BIDMAS tells us the order in which operations should be applied, so that everybody does the same thing and hopefully gets the right answer. $6p \div 2p$ anybody? Is the answer $3$, or might it be $3p^2$?

If I rewrite that problem differently, the difficulty becomes easier to see, even if we are no closer to solving it:

\[\begin{align} &6p \div 2p \\ &= 6 \times p \div 2 \times p \\ &= 3p^2 \end{align}\]

If we apply BIDMAS strictly in this example, we do end up with $3p^2$, which is probably not what was originally meant. I would argue that most often when someone writes $6p \div 2p$ what they really mean is $6p \div (2p)$, to which the answer is, unambiguously, $3$. Here's the thing: this kind of thinking makes me happy. I am perpetually thrilled that even facile and seemingly obvious problems contain ambiguity and uncertainty. Most people, who have read a little maths, think that uncertainty is absent from mathematics and this is to misrepresent the subject as though every problem in the world is a binary yes/no decision. Right or wrong. Mathematics is the way to get a solid handle on *a priori* (logical) thinking. Of course, with the arrival of statistics, data analysis and game theory, mathematics also takes a big run on *a posteriori* (empirical) thinking as well. There is something here for everyone.
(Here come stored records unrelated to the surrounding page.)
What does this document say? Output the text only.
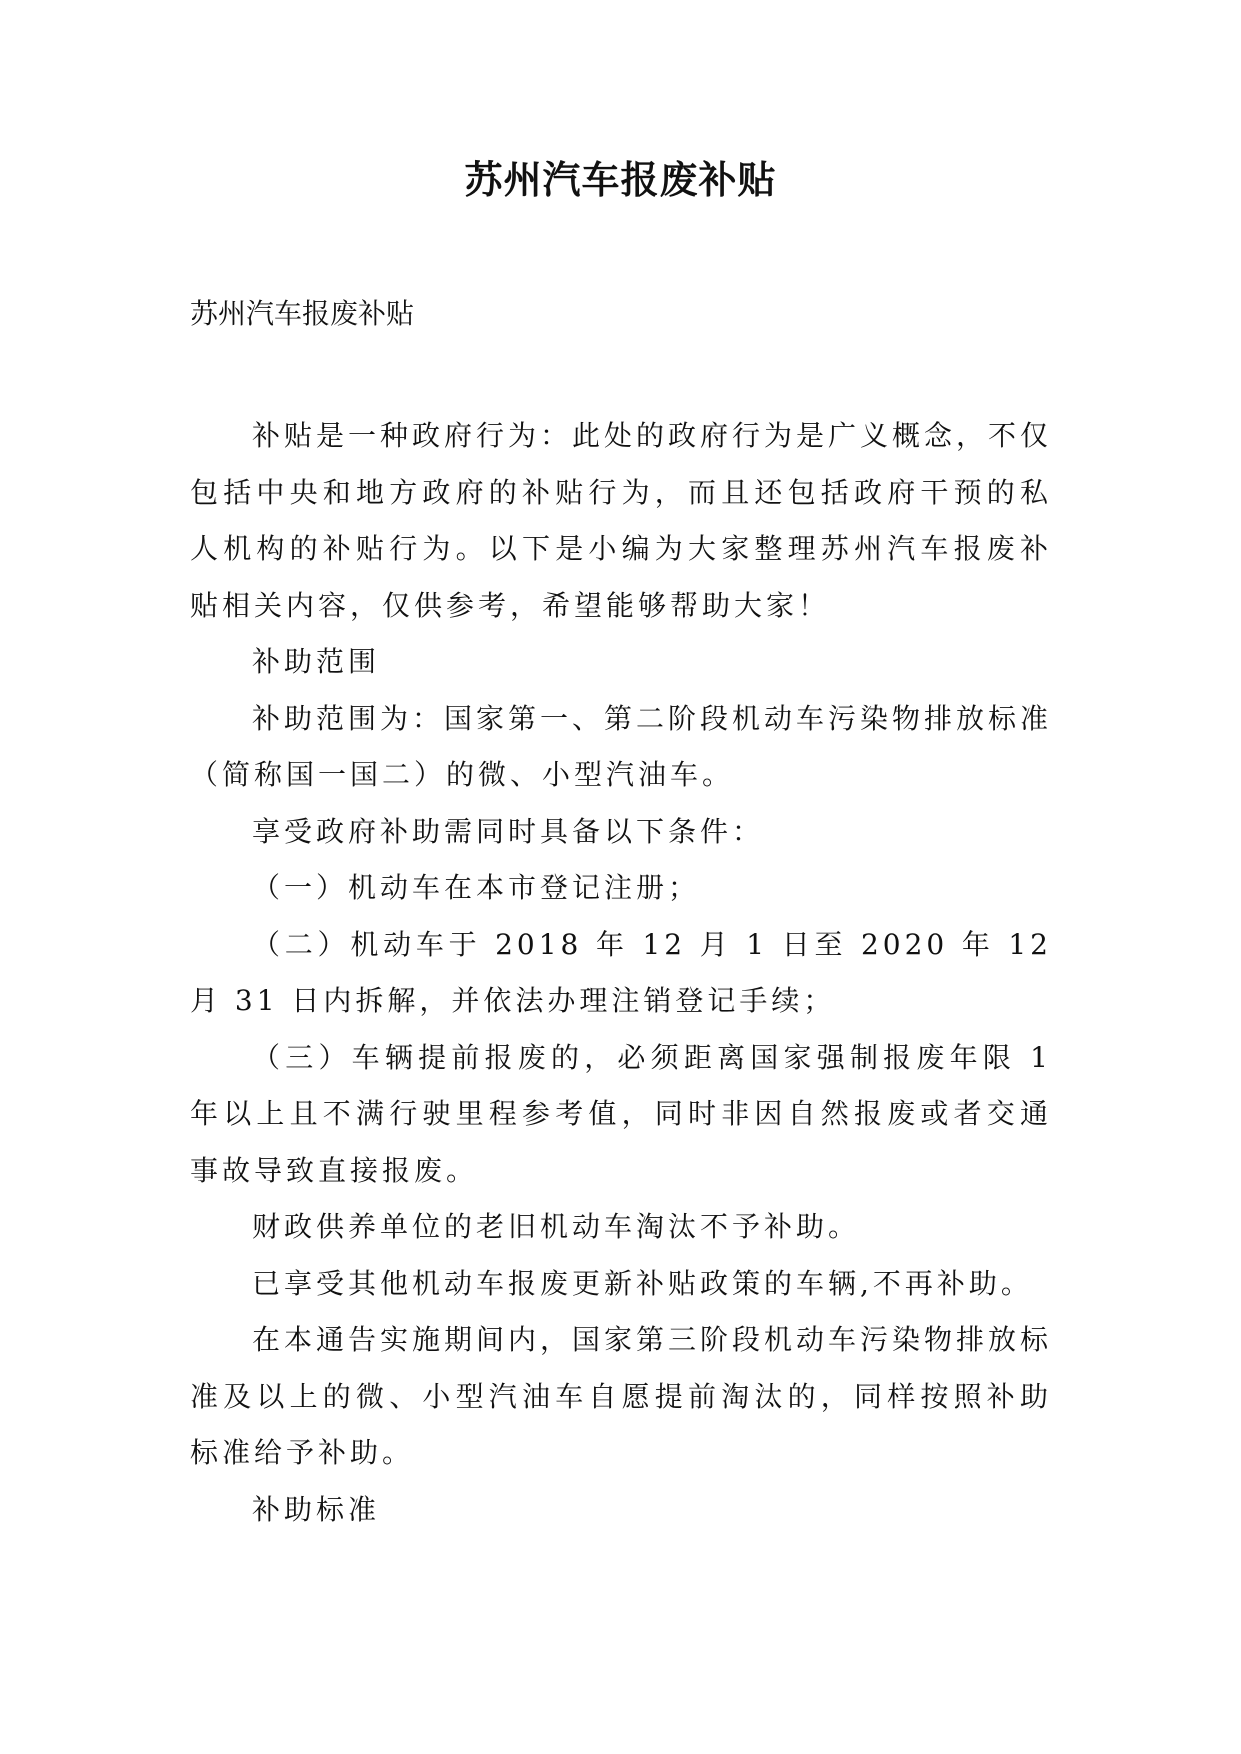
苏州汽车报废补贴

苏州汽车报废补贴

补贴是一种政府行为：此处的政府行为是广义概念，不仅包括中央和地方政府的补贴行为，而且还包括政府干预的私人机构的补贴行为。以下是小编为大家整理苏州汽车报废补贴相关内容，仅供参考，希望能够帮助大家！

补助范围

补助范围为：国家第一、第二阶段机动车污染物排放标准（简称国一国二）的微、小型汽油车。

享受政府补助需同时具备以下条件：

（一）机动车在本市登记注册；

（二）机动车于 2018 年 12 月 1 日至 2020 年 12 月 31 日内拆解，并依法办理注销登记手续；

（三）车辆提前报废的，必须距离国家强制报废年限 1 年以上且不满行驶里程参考值，同时非因自然报废或者交通事故导致直接报废。

财政供养单位的老旧机动车淘汰不予补助。

已享受其他机动车报废更新补贴政策的车辆,不再补助。

在本通告实施期间内，国家第三阶段机动车污染物排放标准及以上的微、小型汽油车自愿提前淘汰的，同样按照补助标准给予补助。

补助标准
Difficult things become easier with familiarity. If you practise a piece of music, your playing becomes more fluent and fun. if you read a lot, your writing becomes better and is more enjoyable for others to read. If you do a lot of mathematics, then it too becomes more accessible, understandable and fun. All that is required is determination and a little bit of self-belief. If you don't particularly want to learn Maths, then this is what psychologists call a self-fulfilling prophesy. You will be right, and that also, is okay. There are many things I have given up on trying to learn due to there not being enough time to learn everything. Just be honest about what you want. Don't try to learn mathematics because you think you ought to, or because someone else says you should, because you will find it a depressing and difficult and thankless task.

This site represents a bringing together of some of the things I have learned about learning over the past 60 odd years and I am putting it out there so that others can benefit from the few things I have gleaned. If this is of no interest to you, please move swiftly onward, if not, then I hope you find it helpful.